Les mots "risques" et "imprévus" me laissent particulièrement perplexe s'agissant de prières n°1 au box-office du genre depuis un certain nombre de décennies, mais passons.

L'émission d'Arrêt sur Images (qui ne consacre que quelques minutes à cette histoire, je dois le préciser, le reste portant plus généralement sur le traitement par les médias de l'élection du nouveau pape) pose avec insistance cette question : est-il vraiment si choquant que ça qu'une traductrice (sic) sur une chaîne laïque comme TF1 ne connaisse pas par cœur les paroles du Notre Père ? Et finalement, est-ce si grave que cela si ça choque les cathos ?

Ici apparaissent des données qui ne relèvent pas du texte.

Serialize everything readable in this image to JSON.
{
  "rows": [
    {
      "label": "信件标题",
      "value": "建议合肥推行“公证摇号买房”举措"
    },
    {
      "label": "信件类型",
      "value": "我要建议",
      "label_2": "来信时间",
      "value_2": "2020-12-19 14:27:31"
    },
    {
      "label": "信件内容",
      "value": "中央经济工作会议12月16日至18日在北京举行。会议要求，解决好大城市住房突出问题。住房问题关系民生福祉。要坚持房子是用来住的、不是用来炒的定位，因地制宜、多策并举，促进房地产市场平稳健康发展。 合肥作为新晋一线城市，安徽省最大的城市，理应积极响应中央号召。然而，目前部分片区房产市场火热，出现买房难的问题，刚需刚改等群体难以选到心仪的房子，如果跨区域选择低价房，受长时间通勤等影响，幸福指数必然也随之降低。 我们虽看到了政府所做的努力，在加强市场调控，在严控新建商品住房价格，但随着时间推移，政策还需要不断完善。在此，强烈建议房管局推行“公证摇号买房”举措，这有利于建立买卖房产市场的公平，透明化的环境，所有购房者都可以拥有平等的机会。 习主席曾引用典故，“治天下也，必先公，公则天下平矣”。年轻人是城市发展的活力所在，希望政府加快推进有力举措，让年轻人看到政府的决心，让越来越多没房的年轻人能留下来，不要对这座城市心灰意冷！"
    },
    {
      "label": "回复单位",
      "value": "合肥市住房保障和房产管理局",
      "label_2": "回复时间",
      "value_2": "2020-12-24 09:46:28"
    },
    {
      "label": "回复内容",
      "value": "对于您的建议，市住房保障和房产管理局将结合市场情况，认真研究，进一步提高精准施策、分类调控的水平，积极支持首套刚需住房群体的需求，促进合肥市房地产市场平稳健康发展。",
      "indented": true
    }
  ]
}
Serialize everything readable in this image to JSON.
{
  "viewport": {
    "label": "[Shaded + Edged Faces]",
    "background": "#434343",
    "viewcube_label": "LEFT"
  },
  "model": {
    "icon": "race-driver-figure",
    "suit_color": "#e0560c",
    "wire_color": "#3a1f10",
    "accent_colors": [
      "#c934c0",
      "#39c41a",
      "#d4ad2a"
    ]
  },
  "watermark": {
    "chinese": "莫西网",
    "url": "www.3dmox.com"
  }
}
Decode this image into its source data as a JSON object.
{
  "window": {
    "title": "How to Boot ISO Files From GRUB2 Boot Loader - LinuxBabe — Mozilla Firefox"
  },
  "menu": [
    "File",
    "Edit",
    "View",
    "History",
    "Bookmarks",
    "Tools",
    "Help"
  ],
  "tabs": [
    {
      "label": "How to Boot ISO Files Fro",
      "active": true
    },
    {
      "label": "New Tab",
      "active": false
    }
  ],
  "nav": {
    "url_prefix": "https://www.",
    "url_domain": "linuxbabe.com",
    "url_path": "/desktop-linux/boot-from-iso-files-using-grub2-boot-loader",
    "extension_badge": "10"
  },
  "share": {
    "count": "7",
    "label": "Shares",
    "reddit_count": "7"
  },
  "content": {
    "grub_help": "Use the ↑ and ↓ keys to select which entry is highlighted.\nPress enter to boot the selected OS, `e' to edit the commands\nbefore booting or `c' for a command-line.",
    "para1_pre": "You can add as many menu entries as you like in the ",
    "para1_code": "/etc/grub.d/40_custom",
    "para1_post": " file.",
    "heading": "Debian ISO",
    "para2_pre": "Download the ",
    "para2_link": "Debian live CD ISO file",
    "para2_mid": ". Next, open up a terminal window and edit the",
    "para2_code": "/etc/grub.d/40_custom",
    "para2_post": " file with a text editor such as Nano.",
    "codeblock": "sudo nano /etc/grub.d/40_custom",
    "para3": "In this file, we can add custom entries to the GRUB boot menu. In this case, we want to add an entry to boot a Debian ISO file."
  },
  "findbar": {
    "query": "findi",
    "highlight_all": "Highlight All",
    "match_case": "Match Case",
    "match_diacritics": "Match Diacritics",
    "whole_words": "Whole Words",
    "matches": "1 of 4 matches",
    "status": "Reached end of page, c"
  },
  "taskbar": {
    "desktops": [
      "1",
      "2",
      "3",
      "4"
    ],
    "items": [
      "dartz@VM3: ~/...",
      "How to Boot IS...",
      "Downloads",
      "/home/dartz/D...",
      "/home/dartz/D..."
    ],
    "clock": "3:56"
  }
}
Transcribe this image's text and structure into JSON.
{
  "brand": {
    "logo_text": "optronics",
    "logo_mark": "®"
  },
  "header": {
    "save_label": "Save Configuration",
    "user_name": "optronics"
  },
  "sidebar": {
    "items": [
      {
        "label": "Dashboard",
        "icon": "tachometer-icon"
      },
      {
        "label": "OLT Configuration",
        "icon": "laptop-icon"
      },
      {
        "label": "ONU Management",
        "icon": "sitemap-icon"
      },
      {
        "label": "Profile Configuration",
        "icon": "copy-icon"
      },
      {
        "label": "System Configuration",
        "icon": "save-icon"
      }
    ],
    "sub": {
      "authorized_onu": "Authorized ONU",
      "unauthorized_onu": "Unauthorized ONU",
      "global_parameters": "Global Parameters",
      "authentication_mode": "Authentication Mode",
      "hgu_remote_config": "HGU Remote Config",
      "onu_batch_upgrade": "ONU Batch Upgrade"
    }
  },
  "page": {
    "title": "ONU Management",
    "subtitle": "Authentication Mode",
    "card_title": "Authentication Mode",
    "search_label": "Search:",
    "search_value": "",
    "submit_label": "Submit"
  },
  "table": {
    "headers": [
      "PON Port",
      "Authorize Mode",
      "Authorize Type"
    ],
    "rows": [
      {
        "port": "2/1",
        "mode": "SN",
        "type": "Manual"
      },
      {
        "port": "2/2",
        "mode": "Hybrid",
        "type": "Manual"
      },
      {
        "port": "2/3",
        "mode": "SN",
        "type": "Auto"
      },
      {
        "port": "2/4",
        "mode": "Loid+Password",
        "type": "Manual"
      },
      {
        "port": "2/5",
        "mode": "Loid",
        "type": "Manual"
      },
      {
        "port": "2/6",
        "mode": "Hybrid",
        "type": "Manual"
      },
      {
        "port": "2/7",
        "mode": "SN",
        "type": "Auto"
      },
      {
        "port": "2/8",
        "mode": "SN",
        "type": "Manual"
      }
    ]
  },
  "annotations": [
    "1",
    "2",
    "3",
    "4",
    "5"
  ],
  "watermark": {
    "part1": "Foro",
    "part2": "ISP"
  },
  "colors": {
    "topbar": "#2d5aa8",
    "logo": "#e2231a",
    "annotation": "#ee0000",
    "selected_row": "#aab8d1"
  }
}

J'avoue qu'en tant qu'athée n'ayant aucune affection particulière pour l'Église mais venant d'une famille catholique, j'ai appris par cœur ces deux prières à un âge suffisamment tendre pour qu'elles soient restées gravées dans ma mémoire, et que oui, cette histoire m'a un peu chiffonnée. Pas d'un point de vue religieux (peu me chaut, personnellement, qu'on "touche au Notre Père", même si je peux comprendre que cette traduction fantaisiste ait déplu à certains), mais d'un point de vue de traductrice, parce que la prestation de l'interprète de TF1 révèle une impréparation assez considérable. De même qu'un interprète amené à traduire les propos d'un réalisateur doit au minimum se familiariser avec les titres français de ses films et connaître le vocabulaire propre au cinéma, il semble difficile d'imaginer qu'une interprète embauchée pour la soirée de nomination du pape n'ait aucune connaissance en matière religieuse (et le Notre Père et le Je vous salue Marie appartiennent à cet égard au niveau vraiment élémentaire des connaissances, me semble-t-il).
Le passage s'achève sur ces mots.